(Jn 14,27-31a): En aquel tiempo, Jesús habló así a sus discípulos: «Os dejo la paz, mi paz os doy; no os la doy como la da el mundo. No se turbe vuestro corazón ni se acobarde. Habéis oído que os he dicho: ‘Me voy y volveré a vosotros’. Si me amarais, os alegraríais de que me fuera al Padre, porque el Padre es más grande que yo. Y os lo digo ahora, antes de que suceda, para que cuando suceda creáis. Ya no hablaré muchas cosas con vosotros, porque llega el Príncipe de este mundo. En mí no tiene ningún poder; pero ha de saber el mundo que amo al Padre y que obro según el Padre me ha ordenado».
Les dejo la paz, pero anuncia la conveniencia de irse. Ya sabemos como fue su ida: pasando por la cruz, por el dolor. Pero no porque lo eligiese, lo condenaron por sus palabras, por sus hechos, fue perseguido y encausado. Su conducta no gustaba. La paz del Maestro no es a cualquier precio. En otro momento dice que ha venido a traer fuego a la tierra, y lo que quiere es que arda. El fuego de los valores de su Reino, valores conocidos como la justicia, la igualdad, la libertad, el buen sentir, la honradez, el amor… que conducen a la paz, no siempre bien vista, de esta manera, por todos. No lo fue por la sociedad y los poderes de entonces. No parecen tampoco los valores que se inducen a nuestro lado.
El sigue regalando la paz en todos los tiempos porque sigue en el corazón de las personas, como estaba en la barca de Pedro, aunque pueda parecer dormido. Eso sí, como hemos comentado, no es la paz de los cementerios, ni de la injusticia, ni del pasotismo. No es la paz meramente exterior, de sonrisa facilona o superficial.

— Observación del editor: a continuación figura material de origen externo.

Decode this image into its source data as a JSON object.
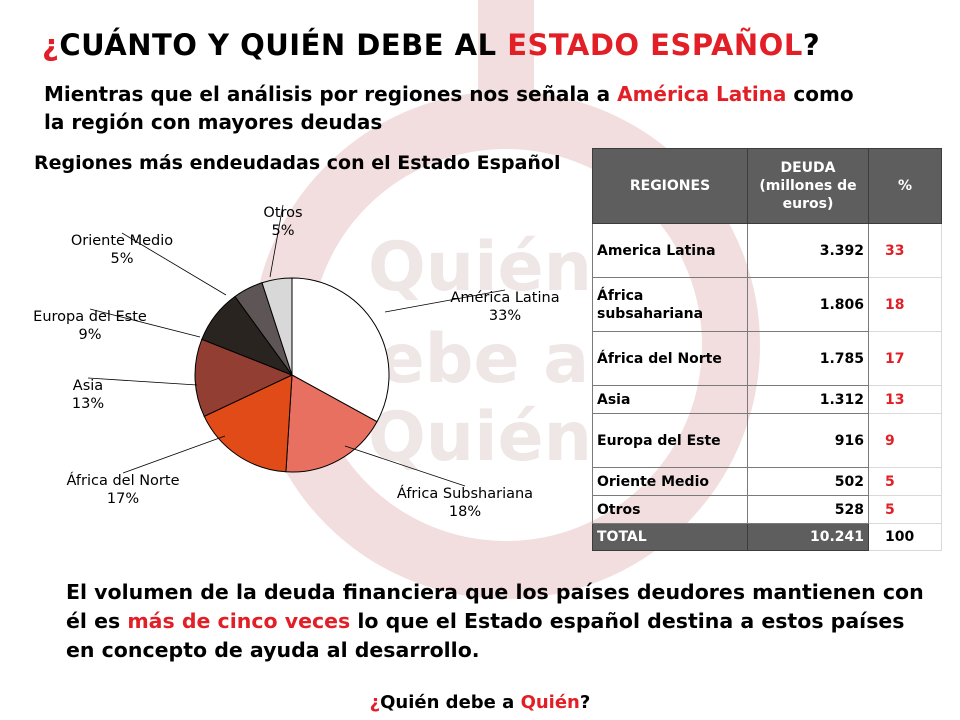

Paz para las personas y los pueblos. Paz también para la Madre Tierra que es la que nos alimenta y sustenta. Los llamados últimos a protegerla y cuidarla, así como respetar a sus pueblos originarios entran también en la paz del Reino. Es la conexión con la naturaleza, en definitiva con la creación y su Creador, y con los ritmos propios que el Universo tiene.